Briefcases And Baby Bottles: The Working Mother’s Guide to Nurturing a Jewish Home
(Feldheim; April 2012)
By Tzivia Reiter
Work-life balance has been in the media a lot lately. Anne-Marie Slaughter, a Princeton professor who served as the first female Director of Policy Planning for the U.S. State Department, wrote a groundbreaking article in The Atlantic entitled “Women Can’t Have It All.” Slaughter writes about her struggle with balance—parenting and working, and the importance of being present, as well as the importance of absolute boundaries between work and parenting. As evidence—both of the compartmentalizing men are capable of and as an example of the type of behavior women should engage in more, Slaughter writes about Orthodox men she has worked with: “Come Friday at sundown, they were unavailable because of the Jewish Shabbat.” Slaughter contrasts the absolute boundaries between work and Shabbat for these men and women who, even when home, mothering their children, are supposed to be on call for work. What Slaughter doesn’t consider, what I and many of my cohorts immediately thought of, I’m guessing, is the Orthodox working mother – she who has absolute work and Shabbat boundaries but also functions in a constant negotiation between work and child-rearing pressures. That, as they say, is not all. The Orthodox mother, working or not, is expected to be involved in her community, to host elaborate Shabbat and Yom Tov meals and volunteer in her children’s schools. Of course, as she is Orthodox, her family is probably also substantially larger than Slaughter’s two-child household.

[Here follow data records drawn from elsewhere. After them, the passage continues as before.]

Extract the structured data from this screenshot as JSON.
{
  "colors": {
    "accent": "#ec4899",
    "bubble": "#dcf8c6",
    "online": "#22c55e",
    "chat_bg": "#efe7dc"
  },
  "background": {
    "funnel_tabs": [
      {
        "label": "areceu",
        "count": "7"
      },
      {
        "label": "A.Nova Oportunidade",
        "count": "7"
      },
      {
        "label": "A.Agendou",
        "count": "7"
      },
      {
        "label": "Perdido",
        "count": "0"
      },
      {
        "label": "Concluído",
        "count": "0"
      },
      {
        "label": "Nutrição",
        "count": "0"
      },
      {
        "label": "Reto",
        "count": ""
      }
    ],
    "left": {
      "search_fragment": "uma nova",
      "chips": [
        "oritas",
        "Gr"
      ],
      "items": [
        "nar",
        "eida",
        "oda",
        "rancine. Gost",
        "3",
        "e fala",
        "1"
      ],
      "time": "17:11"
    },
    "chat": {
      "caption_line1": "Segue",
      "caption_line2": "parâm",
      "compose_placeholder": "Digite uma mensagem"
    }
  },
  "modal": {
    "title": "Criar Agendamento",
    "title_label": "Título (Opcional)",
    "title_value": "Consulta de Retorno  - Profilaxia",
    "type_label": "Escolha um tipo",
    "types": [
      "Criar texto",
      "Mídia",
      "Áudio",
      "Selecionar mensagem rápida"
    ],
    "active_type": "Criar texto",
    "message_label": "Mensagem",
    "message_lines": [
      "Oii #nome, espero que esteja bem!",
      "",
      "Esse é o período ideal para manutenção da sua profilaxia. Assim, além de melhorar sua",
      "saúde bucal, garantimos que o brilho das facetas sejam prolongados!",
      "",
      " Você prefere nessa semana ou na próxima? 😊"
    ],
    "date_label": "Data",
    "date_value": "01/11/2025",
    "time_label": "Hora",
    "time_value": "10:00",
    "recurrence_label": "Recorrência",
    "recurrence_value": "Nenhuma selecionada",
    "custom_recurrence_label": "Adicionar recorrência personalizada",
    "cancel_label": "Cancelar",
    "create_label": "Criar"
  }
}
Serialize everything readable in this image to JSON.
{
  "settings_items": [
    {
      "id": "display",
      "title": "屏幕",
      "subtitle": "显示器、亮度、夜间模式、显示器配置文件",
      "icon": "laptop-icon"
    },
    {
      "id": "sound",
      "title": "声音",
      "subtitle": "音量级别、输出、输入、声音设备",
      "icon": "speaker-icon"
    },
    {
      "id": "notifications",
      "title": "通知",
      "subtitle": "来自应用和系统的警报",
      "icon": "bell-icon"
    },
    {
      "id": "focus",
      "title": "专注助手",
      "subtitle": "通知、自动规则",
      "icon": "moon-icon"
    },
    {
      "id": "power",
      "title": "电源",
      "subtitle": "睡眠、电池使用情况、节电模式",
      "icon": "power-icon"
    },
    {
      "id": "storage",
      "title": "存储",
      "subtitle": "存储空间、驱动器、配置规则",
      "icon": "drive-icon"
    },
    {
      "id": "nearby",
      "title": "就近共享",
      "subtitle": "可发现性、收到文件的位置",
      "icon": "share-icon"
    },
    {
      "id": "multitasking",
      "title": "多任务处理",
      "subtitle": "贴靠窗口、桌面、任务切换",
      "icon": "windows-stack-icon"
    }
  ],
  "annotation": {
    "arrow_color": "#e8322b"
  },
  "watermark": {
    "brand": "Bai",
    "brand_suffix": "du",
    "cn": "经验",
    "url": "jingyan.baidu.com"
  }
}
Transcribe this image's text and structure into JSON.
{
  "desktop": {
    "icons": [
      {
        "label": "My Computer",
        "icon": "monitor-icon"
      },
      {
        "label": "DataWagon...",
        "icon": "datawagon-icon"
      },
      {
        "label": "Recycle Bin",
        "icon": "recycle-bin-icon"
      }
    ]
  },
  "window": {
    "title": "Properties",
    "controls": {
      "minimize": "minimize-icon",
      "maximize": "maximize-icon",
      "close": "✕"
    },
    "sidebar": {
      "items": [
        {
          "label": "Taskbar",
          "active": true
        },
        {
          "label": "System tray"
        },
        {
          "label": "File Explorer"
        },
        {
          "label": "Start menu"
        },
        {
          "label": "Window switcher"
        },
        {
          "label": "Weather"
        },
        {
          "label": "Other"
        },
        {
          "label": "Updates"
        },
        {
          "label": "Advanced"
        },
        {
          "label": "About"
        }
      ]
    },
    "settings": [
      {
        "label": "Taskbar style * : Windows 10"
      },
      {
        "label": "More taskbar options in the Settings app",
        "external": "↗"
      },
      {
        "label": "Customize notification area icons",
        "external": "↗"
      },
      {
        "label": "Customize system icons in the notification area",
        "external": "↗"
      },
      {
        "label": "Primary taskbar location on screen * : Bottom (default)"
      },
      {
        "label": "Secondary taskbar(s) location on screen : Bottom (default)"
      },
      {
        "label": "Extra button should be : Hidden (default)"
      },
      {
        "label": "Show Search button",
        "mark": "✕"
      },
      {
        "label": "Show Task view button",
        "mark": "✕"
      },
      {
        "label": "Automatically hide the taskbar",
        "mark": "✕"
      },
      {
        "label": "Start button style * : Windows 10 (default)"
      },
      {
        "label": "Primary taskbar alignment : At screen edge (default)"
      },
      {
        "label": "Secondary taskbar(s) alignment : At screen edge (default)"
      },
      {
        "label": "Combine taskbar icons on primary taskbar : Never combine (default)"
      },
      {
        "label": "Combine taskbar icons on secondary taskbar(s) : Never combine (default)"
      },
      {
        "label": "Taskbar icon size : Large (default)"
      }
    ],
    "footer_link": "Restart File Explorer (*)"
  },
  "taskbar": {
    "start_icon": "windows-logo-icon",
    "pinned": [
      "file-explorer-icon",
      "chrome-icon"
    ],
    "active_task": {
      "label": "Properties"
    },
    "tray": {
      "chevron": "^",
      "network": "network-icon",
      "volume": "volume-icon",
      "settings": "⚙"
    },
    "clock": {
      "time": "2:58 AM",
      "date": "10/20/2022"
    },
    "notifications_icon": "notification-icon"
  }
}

A book that addresses the enormous pressures and pulls the Orthodox working mother feels is long overdue. Thus, Briefcases and Baby Bottles: the Working Mother’s Guide to Nurturing a Jewish Home, by social worker Tzivia Reiter, is a welcome addition to any library. The book is thorough and the author reassures again and again that everyone does it differently and that is okay, reflecting, correctly, I think, that one of the biggest enemies of the working mother is guilt. Validation is no small gift to the constantly self-doubting mother—especially one who believes that a good mother does not work outside of the home. One of the best aspects of the book is how Reiter positions herself not as an authority who will guide you down the road that she traveled so successfully, but as a fellow traveler herself, noting: “I did not write this book because I think I have all the answers. Rather, I wrote it because I think I understand the questions.” The book succeeds because of Reiter’s curiosity, her determination that being a working mother can work as well as her conviction that it will all be okay.
Brief-cases and Baby Bottles is not all assurances. The book is divided into chapters that address different aspects of the unique challenges of the Jewish working mother and offers suggestions, resources and strategies throughout. In a chapter entitled “Accentuate the positive,” for example, Reiter points out that children are extremely tuned into their parent’s moods. A happier mother means a happier child and Reiter offers suggestions to help lift the mother’s attitude about working, such as reflecting on how “your job adds value to your life.” While some mothers choose to work for personal fulfillment, others work out of financial necessity and most out of some combination of the two. Thus, it is important to embrace the positive aspects, like providing for your family, a concept Reiter suggests sharing with your children by pointing out that school, food and books cost money.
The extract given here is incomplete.